The steel and aluminum statue of Monroe, positioned in her famous pose from “The Seven Year Itch,” has become a destination point for camera-toting tourists. The statue gets dismantled Monday night and trucked cross country for her next gig – this time in Palm Springs, Calif.
What some of the critics complained of, besides the statue’s questionable artistic merit and its relevance to Chicago, was its voyeuristic quality. Marilyn’s skirt is frozen in the air, white panties on display, thousands of tourists snapping picture standing between the legs and pointing upwards.
The website Virtual Tourist called “Forever Marilyn” the worst piece of public art in the world.
Poor Marilyn.
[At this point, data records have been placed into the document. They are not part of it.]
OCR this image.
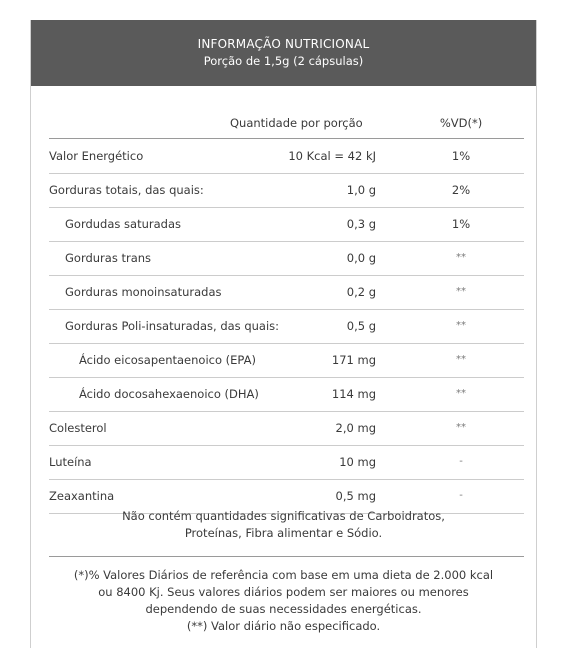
INFORMAÇÃO NUTRICIONAL
Porção de 1,5g (2 cápsulas)
Quantidade por porção	%VD(*)
Valor Energético	10 Kcal = 42 kJ	1%
Gorduras totais, das quais:	1,0 g	2%
Gordudas saturadas	0,3 g	1%
Gorduras trans	0,0 g	**
Gorduras monoinsaturadas	0,2 g	**
Gorduras Poli-insaturadas, das quais:	0,5 g	**
Ácido eicosapentaenoico (EPA)	171 mg	**
Ácido docosahexaenoico (DHA)	114 mg	**
Colesterol	2,0 mg	**
Luteína	10 mg	-
Zeaxantina	0,5 mg	-
Não contém quantidades significativas de Carboidratos,
Proteínas, Fibra alimentar e Sódio.
(*)% Valores Diários de referência com base em uma dieta de 2.000 kcal
ou 8400 Kj. Seus valores diários podem ser maiores ou menores
dependendo de suas necessidades energéticas.
(**) Valor diário não especificado.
She endured Chicago’s albeit mild winter and rainy spring without anything to cover her bare shoulders. But she was rarely alone. Despite the controversy, there seemed to always be someone with her at all hours of the day and night. And for some, that’s the hallmark of a successful piece of public art.
Even the Chicago Tribune, in an editorial last week, noted that "Forever Marilyn" had become a part of the Chicago experience for visitors: "There's the whole family, mugging at its reflection in The Bean. There are the kids, staring in awe at Sue, the skeletal T-Rex. There's Dad, posing on the ramp at U.S. Cellular with the skyline in the background. And there's Grandpa, pointing up Marilyn's skirt."